As much as we feel the need to always bathe our little ones ourselves to ensure that they are really clean, do remember that toddlers love to learn new things, including how to take a bath. If your little one expresses that he or she would like to bathe themselves, it is actually the perfect opportunity to teach them how. Allowing children to take a bath themselves while keeping a watchful eye on them can be a great way to get them interested in a bath time routine.

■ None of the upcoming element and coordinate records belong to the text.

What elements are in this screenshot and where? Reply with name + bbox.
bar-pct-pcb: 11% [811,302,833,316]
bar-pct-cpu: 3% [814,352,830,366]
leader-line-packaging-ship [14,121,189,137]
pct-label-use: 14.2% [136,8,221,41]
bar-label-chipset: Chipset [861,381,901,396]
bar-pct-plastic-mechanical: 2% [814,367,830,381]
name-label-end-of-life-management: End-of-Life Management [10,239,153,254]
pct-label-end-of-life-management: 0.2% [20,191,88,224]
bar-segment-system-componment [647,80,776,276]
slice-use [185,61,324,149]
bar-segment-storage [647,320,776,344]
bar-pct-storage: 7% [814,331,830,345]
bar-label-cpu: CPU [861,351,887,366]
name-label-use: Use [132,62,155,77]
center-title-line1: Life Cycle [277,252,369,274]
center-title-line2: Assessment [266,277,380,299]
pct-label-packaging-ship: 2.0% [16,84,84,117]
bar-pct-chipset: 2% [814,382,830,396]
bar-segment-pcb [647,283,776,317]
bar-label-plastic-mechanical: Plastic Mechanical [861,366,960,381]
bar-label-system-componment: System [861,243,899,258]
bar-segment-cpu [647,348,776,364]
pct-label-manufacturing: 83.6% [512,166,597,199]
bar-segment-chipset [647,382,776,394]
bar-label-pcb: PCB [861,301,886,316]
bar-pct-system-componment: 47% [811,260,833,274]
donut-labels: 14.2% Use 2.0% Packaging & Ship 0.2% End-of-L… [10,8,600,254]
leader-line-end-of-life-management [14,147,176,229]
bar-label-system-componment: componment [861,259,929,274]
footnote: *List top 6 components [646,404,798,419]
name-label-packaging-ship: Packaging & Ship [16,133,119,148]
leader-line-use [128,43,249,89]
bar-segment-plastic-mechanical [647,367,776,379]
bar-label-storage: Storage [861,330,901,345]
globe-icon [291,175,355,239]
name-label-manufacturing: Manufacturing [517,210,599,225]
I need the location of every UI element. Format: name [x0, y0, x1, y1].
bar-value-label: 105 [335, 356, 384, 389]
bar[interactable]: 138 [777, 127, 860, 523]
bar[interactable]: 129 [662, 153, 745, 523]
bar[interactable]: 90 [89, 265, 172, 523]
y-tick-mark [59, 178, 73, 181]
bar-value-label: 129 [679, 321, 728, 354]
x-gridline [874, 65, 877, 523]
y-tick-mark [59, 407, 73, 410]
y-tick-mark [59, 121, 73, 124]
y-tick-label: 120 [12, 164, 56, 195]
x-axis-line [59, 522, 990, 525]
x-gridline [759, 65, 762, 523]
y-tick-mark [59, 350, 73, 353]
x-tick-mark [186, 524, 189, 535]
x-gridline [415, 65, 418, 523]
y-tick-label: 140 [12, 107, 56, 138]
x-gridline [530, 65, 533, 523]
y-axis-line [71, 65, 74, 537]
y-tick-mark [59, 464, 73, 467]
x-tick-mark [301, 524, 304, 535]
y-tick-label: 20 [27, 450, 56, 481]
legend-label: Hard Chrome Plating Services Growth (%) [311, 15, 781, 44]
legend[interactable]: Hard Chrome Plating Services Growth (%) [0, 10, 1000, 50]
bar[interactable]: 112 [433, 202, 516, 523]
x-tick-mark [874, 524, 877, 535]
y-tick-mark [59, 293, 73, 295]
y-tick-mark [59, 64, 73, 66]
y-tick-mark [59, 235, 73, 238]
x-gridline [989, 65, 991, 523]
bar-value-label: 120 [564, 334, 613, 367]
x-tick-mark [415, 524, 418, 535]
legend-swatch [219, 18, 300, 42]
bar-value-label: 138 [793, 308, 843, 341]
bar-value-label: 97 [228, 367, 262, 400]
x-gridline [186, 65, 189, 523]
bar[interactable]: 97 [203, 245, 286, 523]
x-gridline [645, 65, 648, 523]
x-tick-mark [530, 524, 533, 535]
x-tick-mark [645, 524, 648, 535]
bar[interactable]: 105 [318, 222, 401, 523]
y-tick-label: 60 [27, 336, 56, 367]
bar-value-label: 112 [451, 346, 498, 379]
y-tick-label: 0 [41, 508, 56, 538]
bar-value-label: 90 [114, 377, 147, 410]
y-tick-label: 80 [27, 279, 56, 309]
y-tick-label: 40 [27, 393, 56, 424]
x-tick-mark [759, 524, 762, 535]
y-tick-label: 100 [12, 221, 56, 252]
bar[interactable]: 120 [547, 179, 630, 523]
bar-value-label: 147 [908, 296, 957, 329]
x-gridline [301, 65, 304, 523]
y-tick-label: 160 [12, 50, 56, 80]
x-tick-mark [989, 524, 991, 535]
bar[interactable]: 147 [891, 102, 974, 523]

When dealing with toddlers in the bathroom we need to understand them and respect their likes and dislikes and be sensitive to their needs. While many kids take to water like a ballerina to her tutus, just as many have an unexplainable phobia of getting wet. To make bath time more appealing for such kids, get creative with the bath products you choose! Colorfully packaged body washes, soft, attractive wash-cloths and bath toys are some of the ‘tools’ that can be utilised to make bath times more appealing for these little enemies of water. Choose gentle, non-tear body washes or head-to-toe cleanser so that they will not sting their eyes with the suds.
Announce and name each and every body part during your toddler’s bath time and explain why it is important to keep these parts clean. Teaching a small child the proper names of their body parts will also make it easier for them to inform you at any time if a particular place on their body is in pain or needs your attention.
Bath time is also the perfect time to re-instate the importance of keeping their private parts clean. Teach them how to properly clean their genitals and rectum to keep bacteria away. Most important of all, help them to master the art of rinsing off every scrap of cleanser from every part of their body to prevent the onset of uncomfortable rashes.
Keeping a head of clean hair
When we talk about toddlers who behave like they’re allergic to baths, most of the time, if not always, the real problem is when its hair washing time. Cut off half the stress by choosing a non-tear formula shampoo, for most little bath rebels are just petrified tots who have accidentally stung their eyes with suds. The rest are just naturally wary of the idea of water running down their faces, cutting off their freedom to breathe for a few split seconds. If you are faced with such a situation, teach your little one how to tilt the head in such a way that the least possible amount of water passes down the face. Alternatively, you can get an appropriately sized bath visor which will protect little faces from water and suds come rinsing time.
Teach toddlers to brush or comb their hair to prevent knots. A good detangling shampoo for children and/ or conditioner will make the process more pleasant and manageable. A soft nylon brush made especially for toddlers is best for their delicate head of hair.
In these modern time, we would like to think that hair lice are a thing of the past, but unfortunately, there are still cases of outbreak now and then. Always perform routine checks on your little ones hair to make sure that he or she has not carried home some uninvited pest from playschool, the playground or heaven forbid, even from a kids’ party. In the event that you find lice in your child’s hair, consult your doctor at once for a prescription for the best lice medication to use for your child’s age. Remind your little one about the importance of not sharing combs, hats, caps or hair accessories with others to prevent the spread of head lice.